Until a decade ago, insurers invested life insurance premiums in designated bonds; but since then, major changes have taken place in the sector. The state has stopped issuing the designated bonds and the companies were sent out to invest on the open market. Recently, the insurance companies' level of freedom was increased and they can now distribute a substantial scope of investments over a variety of areas.
In recent years, insurance companies have tried their luck in a variety of new investment areas and the experience hasn't always been successful. Migdal tried its hand in the household credit market a few years back, aggressively marketing car loans and mortgages. The results was tens of millions of shekels in doubtful debt and a much higher than usual rate of default than in the banking sector. Migdal learned the hard way that granting credit is a profession like any other and not everyone with resources knows how to use them wisely.
Insurers have taken a few hits in the real estate sector as well. Phoenix and Hadar bought a plot on Tel Aviv's Rothschild Boulevard 10 years ago, planning to build an office tower. The project bounced from one zoning board to the other for several years and construction began just a few months ago. "We lost our pants on that deal," Phoenix CEO Bar Kochva Ben-Gera recently admitted.
Ben-Gera's math is simple: Those $13 million were grounded on the lifeless plot. Invested in another instrument, they would have been creating value for the company.
Other companies also made odd investments in real estate in recent years. One of the more prominent is Migdal and Malibu Construction's acquisition of a 5.6 dunam plot, for which the companies paid NIS 200 million in 2000. Migdal has already written off a few tens of millions of shekels on its balance sheet on depreciation on the plot.
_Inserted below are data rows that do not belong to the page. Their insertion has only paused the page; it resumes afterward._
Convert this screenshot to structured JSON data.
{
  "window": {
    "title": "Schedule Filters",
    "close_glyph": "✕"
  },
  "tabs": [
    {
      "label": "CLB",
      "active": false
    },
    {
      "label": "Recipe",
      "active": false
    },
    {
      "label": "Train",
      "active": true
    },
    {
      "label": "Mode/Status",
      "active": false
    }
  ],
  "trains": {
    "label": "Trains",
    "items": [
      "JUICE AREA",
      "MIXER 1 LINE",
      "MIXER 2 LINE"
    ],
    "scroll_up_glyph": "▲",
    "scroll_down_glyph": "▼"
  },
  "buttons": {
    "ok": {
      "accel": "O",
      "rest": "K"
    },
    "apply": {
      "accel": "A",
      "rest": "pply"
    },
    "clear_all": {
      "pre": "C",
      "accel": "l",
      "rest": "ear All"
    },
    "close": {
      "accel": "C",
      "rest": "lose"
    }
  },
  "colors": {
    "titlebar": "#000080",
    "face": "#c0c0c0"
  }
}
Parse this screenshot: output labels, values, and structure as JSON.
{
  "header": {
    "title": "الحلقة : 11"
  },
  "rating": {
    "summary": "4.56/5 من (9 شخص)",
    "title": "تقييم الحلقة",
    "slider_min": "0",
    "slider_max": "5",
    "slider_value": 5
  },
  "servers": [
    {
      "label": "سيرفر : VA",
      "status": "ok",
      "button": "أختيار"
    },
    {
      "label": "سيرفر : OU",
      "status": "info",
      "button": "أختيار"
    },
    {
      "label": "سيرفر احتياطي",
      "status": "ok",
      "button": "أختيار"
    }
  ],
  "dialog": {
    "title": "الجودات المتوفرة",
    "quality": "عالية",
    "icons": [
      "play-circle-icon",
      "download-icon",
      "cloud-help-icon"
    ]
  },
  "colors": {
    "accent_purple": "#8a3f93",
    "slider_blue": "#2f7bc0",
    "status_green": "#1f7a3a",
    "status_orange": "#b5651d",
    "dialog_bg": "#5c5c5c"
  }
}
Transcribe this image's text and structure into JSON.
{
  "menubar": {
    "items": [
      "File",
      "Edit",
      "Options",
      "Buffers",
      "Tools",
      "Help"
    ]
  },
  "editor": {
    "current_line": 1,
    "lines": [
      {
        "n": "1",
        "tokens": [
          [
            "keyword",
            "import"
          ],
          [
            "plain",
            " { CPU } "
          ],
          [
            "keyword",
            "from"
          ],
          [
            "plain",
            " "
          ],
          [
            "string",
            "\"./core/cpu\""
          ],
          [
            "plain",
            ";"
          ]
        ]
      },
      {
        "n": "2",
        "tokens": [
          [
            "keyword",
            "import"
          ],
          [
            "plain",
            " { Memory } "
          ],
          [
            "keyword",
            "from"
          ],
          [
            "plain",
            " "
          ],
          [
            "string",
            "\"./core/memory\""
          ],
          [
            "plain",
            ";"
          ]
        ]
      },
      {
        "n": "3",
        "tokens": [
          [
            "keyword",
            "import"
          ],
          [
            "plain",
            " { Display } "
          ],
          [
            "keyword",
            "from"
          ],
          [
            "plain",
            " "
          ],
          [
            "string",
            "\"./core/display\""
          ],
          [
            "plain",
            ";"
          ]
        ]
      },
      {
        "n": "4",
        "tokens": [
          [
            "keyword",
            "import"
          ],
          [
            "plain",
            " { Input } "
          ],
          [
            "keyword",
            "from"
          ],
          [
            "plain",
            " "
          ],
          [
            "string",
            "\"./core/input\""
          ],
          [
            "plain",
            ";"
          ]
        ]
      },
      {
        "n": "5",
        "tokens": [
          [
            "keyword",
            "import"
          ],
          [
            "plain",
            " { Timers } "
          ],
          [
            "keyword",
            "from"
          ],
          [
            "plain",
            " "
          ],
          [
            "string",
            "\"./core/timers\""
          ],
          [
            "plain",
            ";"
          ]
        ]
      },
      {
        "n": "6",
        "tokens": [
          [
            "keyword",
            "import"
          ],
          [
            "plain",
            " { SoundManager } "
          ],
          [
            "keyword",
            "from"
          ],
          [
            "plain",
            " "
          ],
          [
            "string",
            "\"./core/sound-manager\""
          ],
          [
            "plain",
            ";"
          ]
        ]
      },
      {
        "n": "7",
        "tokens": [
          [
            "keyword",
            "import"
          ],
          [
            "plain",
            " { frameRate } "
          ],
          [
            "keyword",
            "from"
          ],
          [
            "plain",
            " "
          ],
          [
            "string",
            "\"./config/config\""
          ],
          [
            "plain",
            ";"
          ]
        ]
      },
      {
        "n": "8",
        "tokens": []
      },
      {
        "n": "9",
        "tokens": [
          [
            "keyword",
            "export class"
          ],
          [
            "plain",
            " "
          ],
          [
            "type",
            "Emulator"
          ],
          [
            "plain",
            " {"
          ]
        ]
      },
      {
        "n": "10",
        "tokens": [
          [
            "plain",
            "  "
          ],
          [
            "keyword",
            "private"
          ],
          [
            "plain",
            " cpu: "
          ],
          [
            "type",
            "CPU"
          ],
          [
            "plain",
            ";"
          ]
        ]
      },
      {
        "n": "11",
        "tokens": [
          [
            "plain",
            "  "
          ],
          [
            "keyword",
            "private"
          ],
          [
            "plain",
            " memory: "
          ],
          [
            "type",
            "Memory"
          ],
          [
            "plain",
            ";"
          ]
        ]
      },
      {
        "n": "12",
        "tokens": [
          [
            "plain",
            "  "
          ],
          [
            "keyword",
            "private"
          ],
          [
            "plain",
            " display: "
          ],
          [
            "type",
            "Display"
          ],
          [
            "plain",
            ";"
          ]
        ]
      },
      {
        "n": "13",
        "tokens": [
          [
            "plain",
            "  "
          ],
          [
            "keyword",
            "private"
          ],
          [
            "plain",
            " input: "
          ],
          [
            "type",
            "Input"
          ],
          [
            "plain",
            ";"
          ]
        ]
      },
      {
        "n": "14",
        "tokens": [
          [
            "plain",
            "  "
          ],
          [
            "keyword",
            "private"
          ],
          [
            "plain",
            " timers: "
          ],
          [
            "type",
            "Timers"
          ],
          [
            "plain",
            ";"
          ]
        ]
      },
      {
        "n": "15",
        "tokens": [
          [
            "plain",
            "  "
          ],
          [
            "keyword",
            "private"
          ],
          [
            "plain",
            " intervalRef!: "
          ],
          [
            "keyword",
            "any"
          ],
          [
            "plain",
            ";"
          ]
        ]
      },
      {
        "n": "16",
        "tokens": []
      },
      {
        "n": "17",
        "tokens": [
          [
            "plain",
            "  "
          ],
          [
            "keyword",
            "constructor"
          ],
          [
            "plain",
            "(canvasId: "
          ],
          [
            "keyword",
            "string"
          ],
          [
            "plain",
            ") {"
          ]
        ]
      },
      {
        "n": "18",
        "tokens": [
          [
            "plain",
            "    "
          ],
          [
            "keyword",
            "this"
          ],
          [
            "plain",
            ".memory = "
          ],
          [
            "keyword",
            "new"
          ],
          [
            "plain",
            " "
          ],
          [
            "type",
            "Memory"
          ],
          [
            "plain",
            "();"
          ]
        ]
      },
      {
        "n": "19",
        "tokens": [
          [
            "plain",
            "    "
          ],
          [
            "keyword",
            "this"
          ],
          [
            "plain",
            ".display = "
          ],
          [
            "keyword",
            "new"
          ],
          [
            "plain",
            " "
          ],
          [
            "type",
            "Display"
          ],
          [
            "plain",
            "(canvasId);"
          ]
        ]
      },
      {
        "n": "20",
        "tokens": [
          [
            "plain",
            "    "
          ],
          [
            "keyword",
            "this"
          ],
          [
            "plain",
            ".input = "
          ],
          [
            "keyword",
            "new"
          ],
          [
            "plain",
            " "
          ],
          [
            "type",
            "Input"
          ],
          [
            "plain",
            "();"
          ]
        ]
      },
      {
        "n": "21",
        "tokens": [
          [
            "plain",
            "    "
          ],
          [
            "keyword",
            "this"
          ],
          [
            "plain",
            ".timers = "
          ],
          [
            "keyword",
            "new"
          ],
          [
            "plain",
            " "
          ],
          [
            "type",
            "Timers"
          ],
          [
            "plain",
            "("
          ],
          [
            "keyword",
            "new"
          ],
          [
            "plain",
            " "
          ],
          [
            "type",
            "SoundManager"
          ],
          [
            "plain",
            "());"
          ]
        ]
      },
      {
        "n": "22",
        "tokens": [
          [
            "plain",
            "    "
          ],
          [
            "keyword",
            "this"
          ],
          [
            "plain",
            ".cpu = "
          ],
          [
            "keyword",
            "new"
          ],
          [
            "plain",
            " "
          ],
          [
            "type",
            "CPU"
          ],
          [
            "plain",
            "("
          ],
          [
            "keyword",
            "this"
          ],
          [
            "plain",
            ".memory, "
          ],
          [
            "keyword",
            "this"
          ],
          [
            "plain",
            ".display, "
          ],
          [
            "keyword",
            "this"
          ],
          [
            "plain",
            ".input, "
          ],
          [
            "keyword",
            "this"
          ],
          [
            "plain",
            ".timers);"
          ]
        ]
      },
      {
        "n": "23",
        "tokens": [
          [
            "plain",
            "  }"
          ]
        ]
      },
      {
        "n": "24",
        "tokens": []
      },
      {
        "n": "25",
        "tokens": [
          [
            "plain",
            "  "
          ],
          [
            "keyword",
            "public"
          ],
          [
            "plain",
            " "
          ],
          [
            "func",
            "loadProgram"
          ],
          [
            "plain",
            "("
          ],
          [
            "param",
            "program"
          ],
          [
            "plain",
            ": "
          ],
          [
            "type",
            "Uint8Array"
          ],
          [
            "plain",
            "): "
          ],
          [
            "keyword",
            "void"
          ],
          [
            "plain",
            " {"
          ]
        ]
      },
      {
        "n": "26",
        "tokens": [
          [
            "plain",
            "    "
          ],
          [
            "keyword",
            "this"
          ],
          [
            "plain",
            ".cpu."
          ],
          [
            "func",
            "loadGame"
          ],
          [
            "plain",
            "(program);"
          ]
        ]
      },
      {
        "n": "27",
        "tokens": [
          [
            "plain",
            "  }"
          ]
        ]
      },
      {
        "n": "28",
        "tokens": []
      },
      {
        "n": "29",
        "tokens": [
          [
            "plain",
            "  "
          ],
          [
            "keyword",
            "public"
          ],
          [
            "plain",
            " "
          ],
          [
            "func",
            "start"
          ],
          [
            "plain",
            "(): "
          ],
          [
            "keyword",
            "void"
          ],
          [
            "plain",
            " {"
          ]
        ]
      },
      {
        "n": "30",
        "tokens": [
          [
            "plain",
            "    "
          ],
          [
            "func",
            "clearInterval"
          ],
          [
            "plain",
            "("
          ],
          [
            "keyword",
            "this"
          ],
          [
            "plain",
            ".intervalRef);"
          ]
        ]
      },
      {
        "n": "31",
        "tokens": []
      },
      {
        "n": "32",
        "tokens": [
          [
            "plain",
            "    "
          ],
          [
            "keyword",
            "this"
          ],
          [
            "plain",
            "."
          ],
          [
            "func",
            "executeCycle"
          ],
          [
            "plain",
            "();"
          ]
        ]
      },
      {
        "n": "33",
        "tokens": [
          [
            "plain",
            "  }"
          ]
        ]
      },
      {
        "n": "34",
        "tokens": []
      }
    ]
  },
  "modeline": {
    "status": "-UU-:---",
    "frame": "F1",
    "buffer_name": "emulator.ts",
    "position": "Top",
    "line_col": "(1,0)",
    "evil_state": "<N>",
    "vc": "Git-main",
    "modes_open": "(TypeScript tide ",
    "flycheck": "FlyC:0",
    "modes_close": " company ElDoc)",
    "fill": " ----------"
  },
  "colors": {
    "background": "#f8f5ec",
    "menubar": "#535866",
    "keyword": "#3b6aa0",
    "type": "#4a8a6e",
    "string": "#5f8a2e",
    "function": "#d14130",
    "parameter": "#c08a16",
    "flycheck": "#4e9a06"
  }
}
Losses are part of business life and these failures and others shouldn't prevent insurance companies from making other investments. But they do serve as a reminder that insurers' entry into infrastructure financing and other areas must be done professionally, using advanced risk management models, recruiting credit professionals and developing divisions that specialize in the relevant fields. These moves are required especially in light of the fact that even the banks have trouble analyzing and estimating the credit risk and economic feasibility of long-term projects.